Après avoir célébré avec enthousiasme et décrit avec la minutie de l’amour les traits de son maître adoré, jusqu’à la délicatesse de ses membres, et cette main qui était si fine, qu’elle semblait reluire :

Era di membra a modo dilicato
Che quasi relucea sua santa mano,

le poète (car frère Benoît mérite ce nom) nous montre le diable furieux des succès de Savonarole. Comme Milton, l’auteur fait parler Lucifer au milieu de l’assemblée des démons, et là résoudre cette mort de Savonarole, qu’un pape devait ordonner ; puis, revenant sur la terre, son récit poétique de la fin de Savonarole acquiert un grand intérêt, car il parle de visu. Il était avec lui dans le couvent de Saint-Marc, quand on est venu l’arrêter ; il a fait pleuvoir sur les soldats les tuiles du couvent.

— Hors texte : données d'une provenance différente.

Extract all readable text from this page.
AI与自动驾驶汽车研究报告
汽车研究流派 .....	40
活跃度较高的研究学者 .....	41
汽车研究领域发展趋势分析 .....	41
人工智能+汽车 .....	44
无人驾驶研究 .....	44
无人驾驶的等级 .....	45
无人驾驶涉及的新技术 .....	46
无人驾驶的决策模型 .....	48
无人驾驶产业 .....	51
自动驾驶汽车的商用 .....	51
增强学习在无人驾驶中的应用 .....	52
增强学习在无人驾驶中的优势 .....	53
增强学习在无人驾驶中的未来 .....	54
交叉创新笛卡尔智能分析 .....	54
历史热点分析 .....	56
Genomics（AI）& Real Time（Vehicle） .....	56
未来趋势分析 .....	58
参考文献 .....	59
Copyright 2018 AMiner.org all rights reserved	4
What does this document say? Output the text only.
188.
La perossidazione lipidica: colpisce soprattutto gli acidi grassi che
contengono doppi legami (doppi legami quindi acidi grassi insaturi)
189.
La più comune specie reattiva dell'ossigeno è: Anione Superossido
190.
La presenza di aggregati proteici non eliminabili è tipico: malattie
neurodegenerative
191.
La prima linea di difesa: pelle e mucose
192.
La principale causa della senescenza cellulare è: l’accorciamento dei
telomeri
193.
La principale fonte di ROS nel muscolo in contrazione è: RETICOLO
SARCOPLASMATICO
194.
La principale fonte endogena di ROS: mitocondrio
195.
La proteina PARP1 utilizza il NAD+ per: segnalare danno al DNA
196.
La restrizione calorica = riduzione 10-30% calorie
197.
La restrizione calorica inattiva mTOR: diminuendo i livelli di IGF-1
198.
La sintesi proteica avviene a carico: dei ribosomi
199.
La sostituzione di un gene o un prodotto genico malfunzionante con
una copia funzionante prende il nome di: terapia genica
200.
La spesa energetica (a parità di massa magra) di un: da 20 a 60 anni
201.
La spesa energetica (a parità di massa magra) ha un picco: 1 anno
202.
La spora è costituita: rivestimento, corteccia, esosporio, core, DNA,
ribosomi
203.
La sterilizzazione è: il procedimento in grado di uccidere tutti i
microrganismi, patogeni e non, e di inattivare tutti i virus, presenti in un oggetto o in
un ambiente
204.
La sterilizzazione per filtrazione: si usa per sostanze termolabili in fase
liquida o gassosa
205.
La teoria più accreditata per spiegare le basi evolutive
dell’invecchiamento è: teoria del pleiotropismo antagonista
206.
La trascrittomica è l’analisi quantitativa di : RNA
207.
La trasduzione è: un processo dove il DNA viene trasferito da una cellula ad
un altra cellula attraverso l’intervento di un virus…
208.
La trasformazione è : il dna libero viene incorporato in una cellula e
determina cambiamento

Il a entendu et il répète le dernier discours que Savonarole a prononcé devant l’autel ; il s’écrie : « J’ai vu de mes yeux le prophète tomber dans les mains des ennemis… Je me mis en devoir de le suivre, feignant d’être avec lui, de sa compagnie ; mais cette foule mauvaise me repoussa en arrière, et moi, chassé, je restai seul dans la rue, absorbé dans la contemplation d’un si grand outrage fait au pasteur de mon âme. » Tout ce récit est extrêmement touchant par sa naïveté, et précieux par les détails historiques qu’il renferme.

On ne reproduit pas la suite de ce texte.